My current research thereby focuses on the emergence of new power and actor constellations in global finance, changing governance, investment and trading patterns in financial markets as well as investigating rise of Asia and other emerging markets in the global financial system and their impact on the global financial order. Next to the SCRIPTS-funded ‘Wall Street in China’ research project, I am working on these questions in my capacity as the Principal Investigator of the DFG-funded ‘Finance under State Capitalism’ research project (StateCapFinance).

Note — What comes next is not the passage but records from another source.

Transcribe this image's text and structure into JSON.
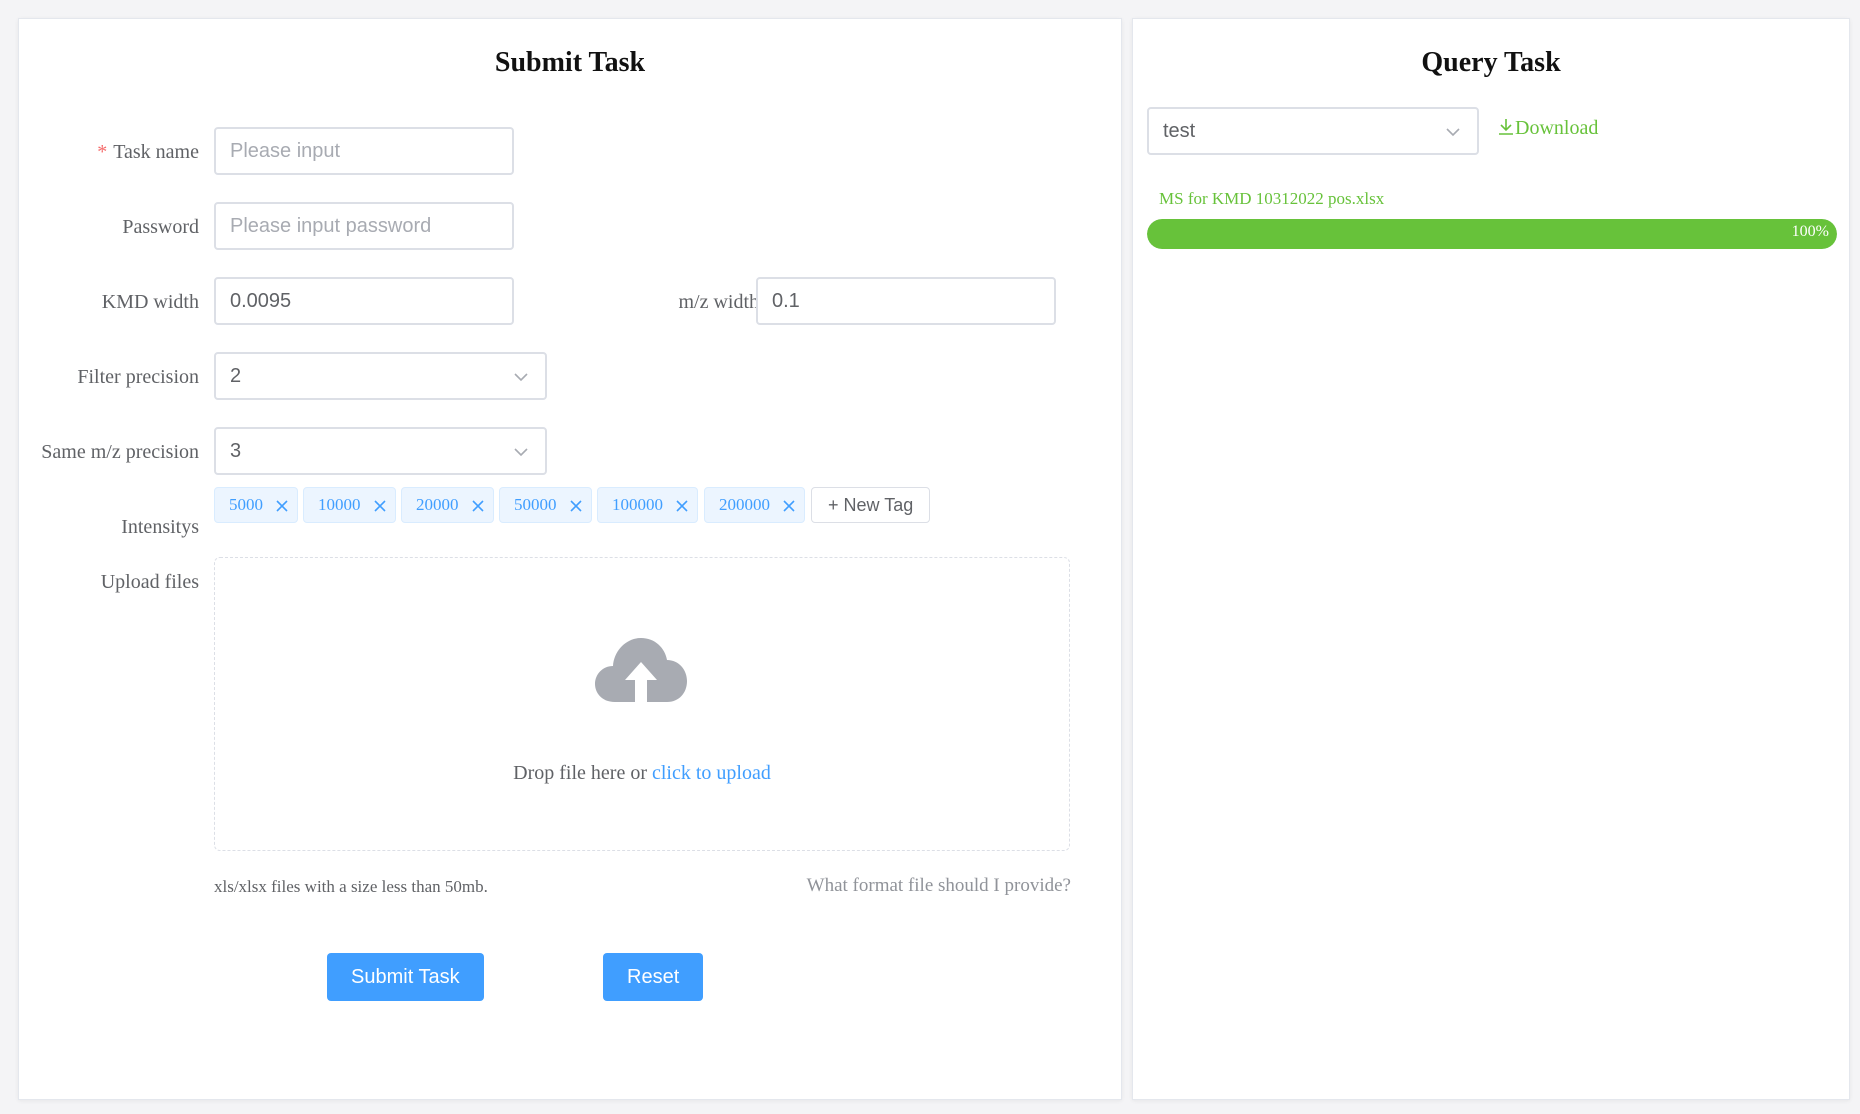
{
  "submit": {
    "title": "Submit Task",
    "task_name": {
      "label": "Task name",
      "placeholder": "Please input",
      "value": ""
    },
    "password": {
      "label": "Password",
      "placeholder": "Please input password",
      "value": ""
    },
    "kmd_width": {
      "label": "KMD width",
      "value": "0.0095"
    },
    "mz_width": {
      "label": "m/z width",
      "value": "0.1"
    },
    "filter_precision": {
      "label": "Filter precision",
      "value": "2"
    },
    "same_mz_precision": {
      "label": "Same m/z precision",
      "value": "3"
    },
    "intensities": {
      "label": "Intensitys",
      "tags": [
        "5000",
        "10000",
        "20000",
        "50000",
        "100000",
        "200000"
      ],
      "new_tag_label": "+ New Tag"
    },
    "upload": {
      "label": "Upload files",
      "drop_text": "Drop file here or ",
      "link_text": "click to upload",
      "tip": "xls/xlsx files with a size less than 50mb.",
      "format_help": "What format file should I provide?"
    },
    "submit_button": "Submit Task",
    "reset_button": "Reset"
  },
  "query": {
    "title": "Query Task",
    "selected_task": "test",
    "download_label": "Download",
    "file": {
      "name": "MS for KMD 10312022 pos.xlsx",
      "progress": 100,
      "progress_text": "100%"
    }
  },
  "colors": {
    "primary": "#409eff",
    "success": "#67c23a",
    "danger": "#f56c6c",
    "tag_bg": "#ecf5ff"
  }
}
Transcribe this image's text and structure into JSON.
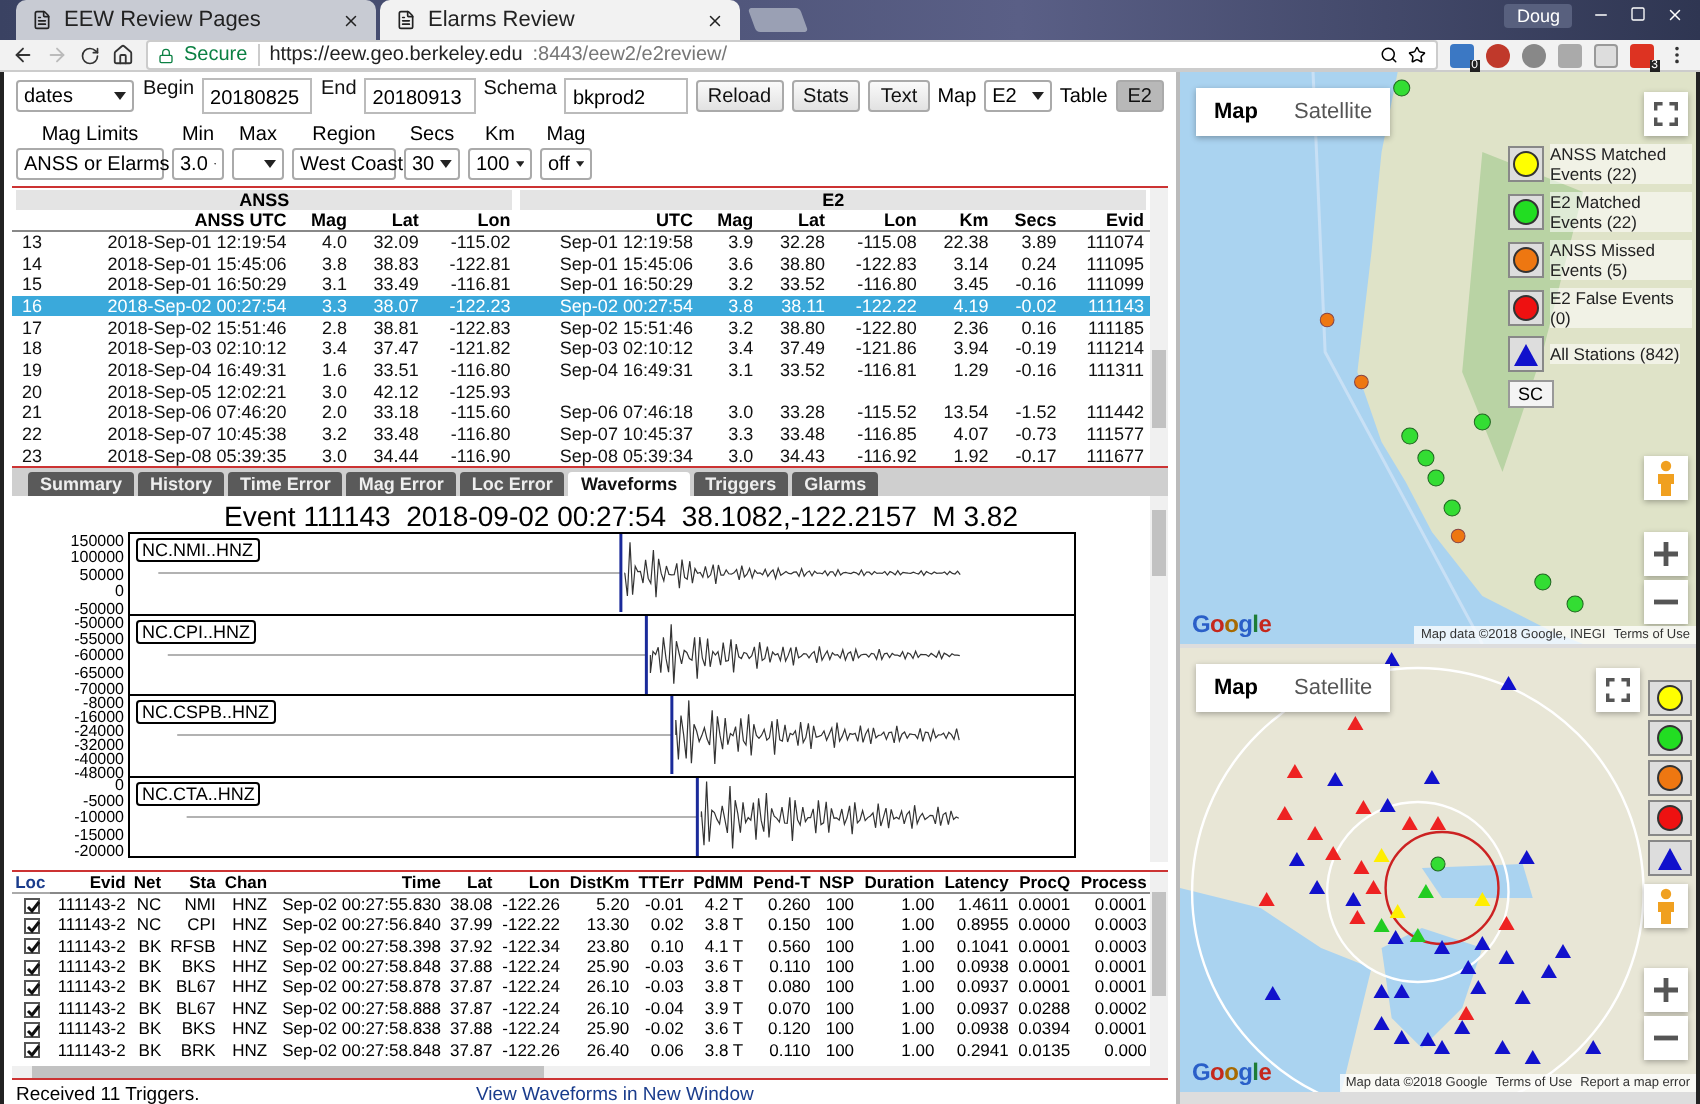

Related research projects:
Capital markets, Chinese state capitalism & the liberal global financial order
Financialization under state capitalism: steering capital markets in the BRICSS

Next steps: The geopolitics of global finance in the context of US-China competition

Currently, I am developing a larger research project that focuses on examining growing geopolitical contestations within the global financial system in the context of US-China competition – contributing to a better understanding analysis of contemporary reconfigurations within the global economy (‘big picture’). This larger project thereby weaves together and further develops threads from my three existing research areas.

First, while I previously analysed China’s rise in global finance (research area 1), this project focuses on the geopolitical backlash that has resulted from China’s rise and how China adapts its financial opening as a response to this (e.g. pursuing commodity pricing power). Second, while I previously focused on how state-market relationships are facilitated through financial infrastructures (research area 2), this project analyses their role in mediating power relations between states. I thereby analyse both failed and successful attempts in weaponizing them as part of geopolitical conflicts (e.g. failed US investment ban). Third, while I previously conducted a comparative analysis of state-finance configurations across emerging markets (research project 3), this project utilises these findings to understand how diverging state-finance configuration enable or hinder states’ geopolitical strategies and facilitate new geographies of financial cooperation (e.g. BRICS de-dollarisation).